Certains autoentrepreneurs cumulent plusieurs activités différentes ; il est tout à fait possible de vendre des marchandises et de réaliser des prestations de service. Dans de telles circonstances, sachez que toutes les activités doivent être déclarées au sein de la même entreprise.

En revanche, vous devrez obligatoirement déterminer une activité principale – généralement, il s’agit de celle qui génère le plus de chiffre d’affaires. Quand viendra le moment de déclarer votre chiffre d’affaires et de payer vos cotisations sociales, pensez simplement à distinguer vos différents CA – celui issu de l’activité commerciale et celui issu des prestations de service.

Le régime social et fiscal du microentrepreneur

Depuis le 1er janvier 2019, tous les microentrepreneurs dépendent de la SSI (Sécurité sociale des indépendants). En conséquence, leur couverture sociale est assurée par la CPAM (Caisse primaire d’assurance maladie). Ceux qui étaient déjà inscrits en microentreprise avant cette date devront attendre 2 ans pour que la transition s’opère entre les services.

Concernant le régime fiscal, vous aurez le choix entre une imposition de base et le prélèvement libératoire forfaitaire. S’agissant du premier choix, vous serez soumis au barème progressif de l’IR (impôt sur le revenu) et devrez, après déduction d’un abattement sur votre chiffre d’affaires annuel, inscrire ce dernier sur votre déclaration de revenu n° 2042 – 71 % d’abattement pour la vente de marchandises, 50 % pour les prestations de services, 34 % pour les professions libérales. Quant au prélèvement forfaitaire libératoire, il se substitue à l’imposition de base et permet de payer directement ses impôts et ses charges tous les mois ou chaque trimestre.

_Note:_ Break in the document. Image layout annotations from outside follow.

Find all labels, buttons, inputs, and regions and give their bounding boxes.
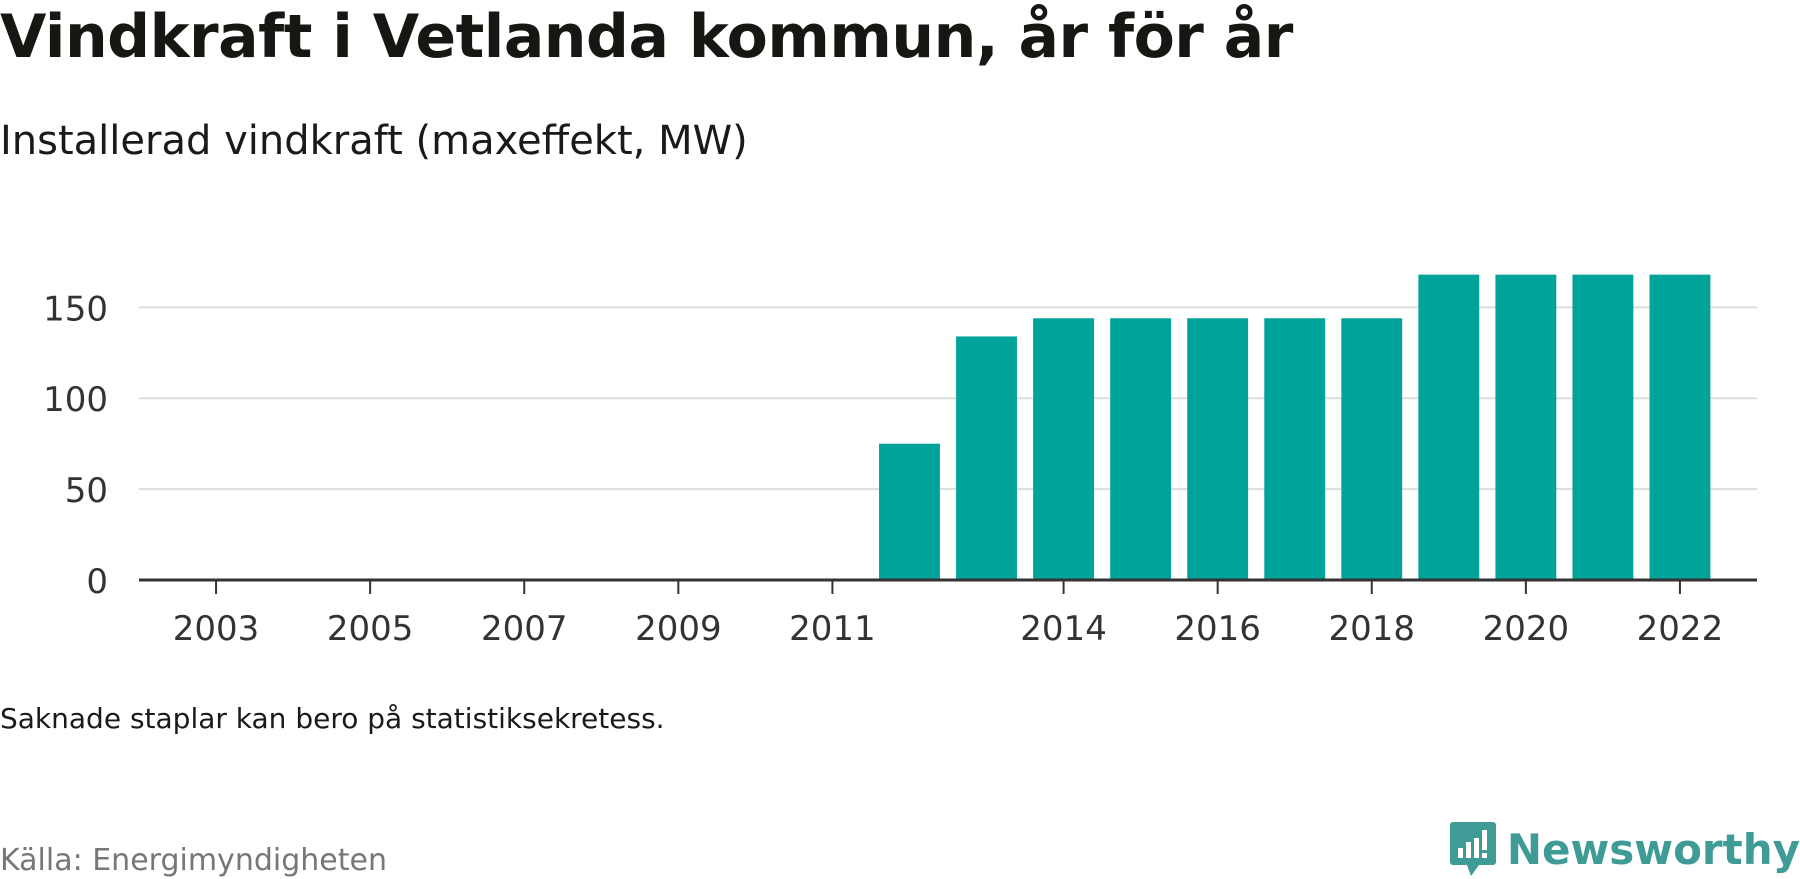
x-axis-ticks: 2003 2005 2007 2009 2011 2014 2016 2018 2020 2022 — [173, 580, 1723, 649]
x-tick-label: 2003 — [173, 609, 260, 649]
newsworthy-logo: Newsworthy — [1449, 819, 1800, 879]
y-tick-label: 0 — [86, 562, 108, 602]
bar-2021 — [1572, 274, 1634, 580]
x-tick-label: 2022 — [1637, 609, 1724, 649]
newsworthy-logo-icon — [1449, 822, 1496, 876]
x-tick-label: 2007 — [481, 609, 568, 649]
bar-2018 — [1341, 318, 1403, 580]
x-tick-label: 2014 — [1020, 609, 1107, 649]
x-tick-label: 2018 — [1328, 609, 1415, 649]
bar-2017 — [1264, 318, 1326, 580]
bar-2020 — [1495, 274, 1557, 580]
chart-subtitle: Installerad vindkraft (maxeffekt, MW) — [0, 118, 748, 164]
chart-title: Vindkraft i Vetlanda kommun, år för år — [0, 2, 1293, 72]
footnote: Saknade staplar kan bero på statistiksek… — [0, 702, 665, 735]
y-tick-label: 150 — [43, 289, 108, 329]
bar-2013 — [956, 336, 1017, 580]
bars — [879, 274, 1711, 580]
x-tick-label: 2016 — [1174, 609, 1261, 649]
y-axis-ticks: 0 50 100 150 — [43, 289, 108, 602]
x-tick-label: 2009 — [635, 609, 722, 649]
y-tick-label: 50 — [65, 471, 108, 511]
bar-2016 — [1187, 318, 1249, 580]
source-credit: Källa: Energimyndigheten — [0, 843, 387, 878]
bar-2019 — [1418, 274, 1480, 580]
gridlines — [139, 306, 1757, 491]
bar-2014 — [1033, 318, 1095, 580]
x-tick-label: 2005 — [327, 609, 414, 649]
newsworthy-wordmark: Newsworthy — [1506, 824, 1800, 874]
bar-2015 — [1110, 318, 1172, 580]
x-tick-label: 2011 — [789, 609, 876, 649]
bar-2012 — [879, 443, 940, 580]
bar-2022 — [1649, 274, 1711, 580]
y-tick-label: 100 — [43, 380, 108, 420]
x-tick-label: 2020 — [1483, 609, 1570, 649]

Des aides variées pour créer son entreprise

Si vous souhaitez vous inscrire en tant qu’autoentrepreneur, vous pouvez bénéficier de certaines aides comme :

  • l’ACCRE qui consiste en une exonération des charges sociales sur 3 ans. Tous les entrepreneurs inscrits à compter du 1er janvier 2019 bénéficient automatiquement de cette prestation.
  • Le dispositif NACRE qui permet de se faire accompagner, mais aussi de faire financer son projet avec des prêts à taux zéro compris entre 1 000 et 8 000 euros.
  • Le maintien de vos allocations chômage durant le temps de création et les premiers mois d’activité. Pour cela, rapprochez-vous de votre conseiller pôle emploi.

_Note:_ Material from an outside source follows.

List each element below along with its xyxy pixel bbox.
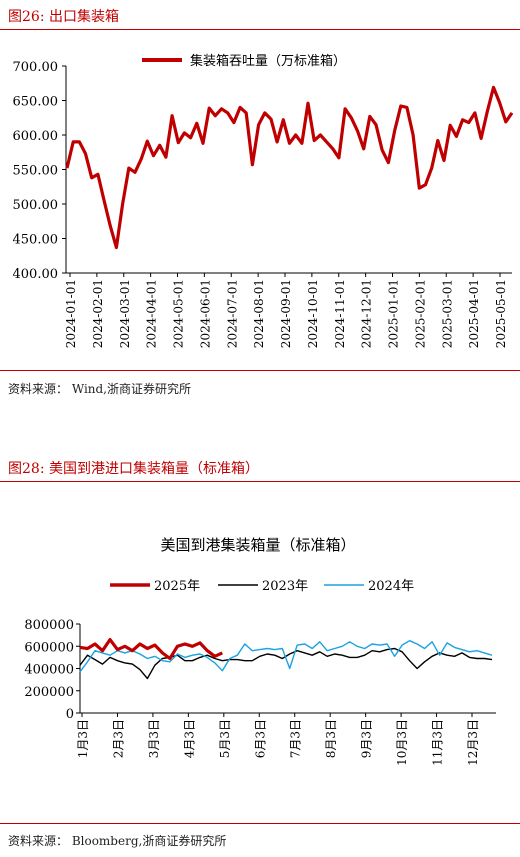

Sachez aussi qu’une prime d’activité peut être, sous certaines conditions, accordée pour les autoentrepreneurs qui ne dépassent pas un certain chiffre d’affaires. La CAF (caisse d’allocations familiales) met à disposition des indépendants un simulateur pour estimer les droits à la Prime d’activité. Si vous n’avez pas accès à ce service en ligne, rendez-vous à la permanence la plus proche pour faire évaluer vos droits avec un conseiller.